Évaluation des résultats

En français, selon Diwan, «les évaluations nationales (tests Jospin) en CE2 et en 6e montrent» que «les résultats des élèves des écoles Diwan sont globalement supérieurs aux moyennes nationales»[105]. En 1992, huit premiers collégiens passent le brevet des collèges et Diwan affiche une réussite de 100 %, ainsi qu'au "First Degree of Cambridge"[106]. En 1997, les dix-sept élèves du collège du Relecq-Kerhuon (sur quarante-trois), candidats au brevet des collèges, qui décident de rédiger leur copie de mathématiques en breton alors que le Rectorat ne les y a pas autorisés, obtiennent tous ce diplôme[107].En 2006, sur 56 élèves des trois filières générales, le taux de réussite au baccalauréat au lycée Diwan de Carhaix a été de 96 %, dont 100 % en série littéraire, ce qui le place au 8e rang au niveau départemental (sur 69 lycées) et au 323e rang au niveau national (sur 4647 lycées).

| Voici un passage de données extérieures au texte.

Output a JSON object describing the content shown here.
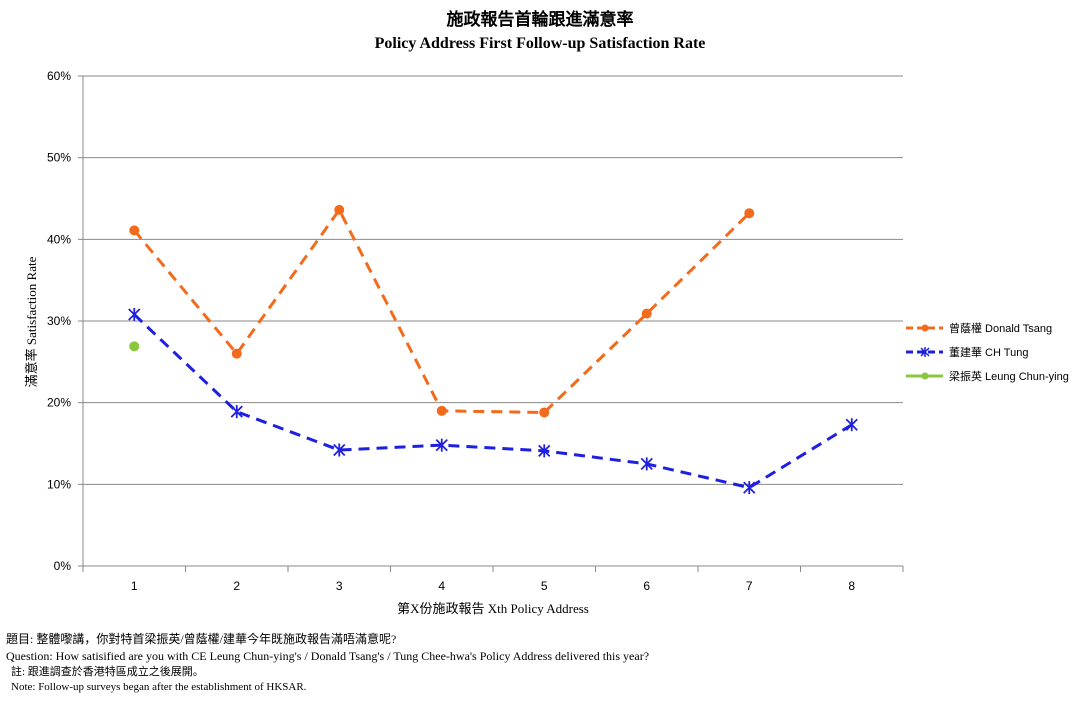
{
  "chart_data": {
    "type": "line",
    "title": "施政報告首輪跟進滿意率",
    "subtitle": "Policy Address First Follow-up Satisfaction Rate",
    "xlabel": "第X份施政報告 Xth Policy Address",
    "ylabel": "滿意率 Satisfaction Rate",
    "categories": [
      "1",
      "2",
      "3",
      "4",
      "5",
      "6",
      "7",
      "8"
    ],
    "yticks": [
      "0%",
      "10%",
      "20%",
      "30%",
      "40%",
      "50%",
      "60%"
    ],
    "ylim": [
      0,
      60
    ],
    "grid": true,
    "legend_position": "right",
    "series": [
      {
        "name": "曾蔭權 Donald Tsang",
        "color": "#f26b1d",
        "marker": "circle",
        "dash": "dashed",
        "values": [
          41.1,
          26.0,
          43.6,
          19.0,
          18.8,
          30.9,
          43.2,
          null
        ]
      },
      {
        "name": "董建華 CH Tung",
        "color": "#1f1fe0",
        "marker": "star",
        "dash": "dashed",
        "values": [
          30.8,
          18.9,
          14.2,
          14.8,
          14.1,
          12.5,
          9.6,
          17.3
        ]
      },
      {
        "name": "梁振英 Leung Chun-ying",
        "color": "#8cc63f",
        "marker": "circle",
        "dash": "solid",
        "values": [
          26.9,
          null,
          null,
          null,
          null,
          null,
          null,
          null
        ]
      }
    ]
  },
  "notes": {
    "question_zh": "題目: 整體嚟講，你對特首梁振英/曾蔭權/建華今年既施政報告滿唔滿意呢?",
    "question_en": "Question: How satisified are you with CE Leung Chun-ying's / Donald Tsang's / Tung Chee-hwa's Policy Address delivered this year?",
    "note_zh": "註: 跟進調查於香港特區成立之後展開。",
    "note_en": "Note: Follow-up surveys began after the establishment of HKSAR."
  }
}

Le taux de réussite était de 94 % en 2003, de 93 % en 2004 et de 96 % en 2005 et 2006, de 99 % en 2007[108], de 90 % en 2008[109] et, selon le bureau de Diwan, de plus de 98 % en 2009[73].

En 2013, Le Figaro classe le lycée Diwan de Carhaix « meilleur lycée de France » en considérant les résultats au baccalauréat 2012 (99 %), pondérés par la capacité de l’établissement à accompagner et faire progresser ses élèves et par sa capacité à garder ses élèves entre la seconde et la terminale[110]. Ce même lycée de Carhaix avait selon le classement du Figaro déjà occupé en 2010 la place de « 2e meilleur lycée de France » parmi 1 930 établissements [111]. Ce classement est calculé sur la base des données de l'éducation nationale [112].

En 2014, Le Parisien classe le lycée Diwan de Carhaix quatrième de l'académie de Rennes [113] et trente-sixième de France [114].

Autres écoles en langue bretonne

Après la création des écoles Diwan, l'enseignement public (1979) et l'enseignement privé (1990) ont développé leur propre réseau d'enseignement du breton :

  • Dihun Breizh est une association de parents d'élèves scolarisés dans le réseau de classes bilingues dans l'enseignement privé[115].
  • Div yezh Breizh est une association de parents d'élèves scolarisés dans le réseau des classes bilingues de l'enseignement public[116].

En effet, en 1982, la circulaire Savary autorise la mise en place d'une filière de classes bilingues. Plusieurs classes fonctionnant à mi-temps en breton et en français sont créées dans l'enseignement public et privé, notamment à Saint-Rivoal, Cavan, Lannion, Rennes ou Landerneau[117].

Critiques

Dans la culture

Archives

En 2003, l’ancien président du réseau Diwan, Andrew Lincoln, dépose les archives au Centre de recherche bretonne et celtique. Ce fonds d’archives contient 18 boîtes[118].

Chansons consacrées à Diwan

Dan Ar Braz a consacré sa chanson Diwanit bugale aux écoles Diwan[119].

L'école Diwan de Brest participe à l'écriture de plusieurs albums de Jean-Luc Roudaut[120].

En 2015, le collège du Relecq-Kerhuon édite un album[121].

Films

Il existe plusieurs films sur les écoles Diwan, dont Dibab Diwan, de 26 minutes, filmé à l'école Diwan de Nantes par Jean-Charles Huitorel, coproduit par Aligal production et France Télévisions[122].

Théâtre

Les élèves de primaire de l'école Diwan de Plabennec font en 2015 une pièce de théâtre en breton avec Goulc'han Kervella, de la troupe Ar-vro-Bagan[123].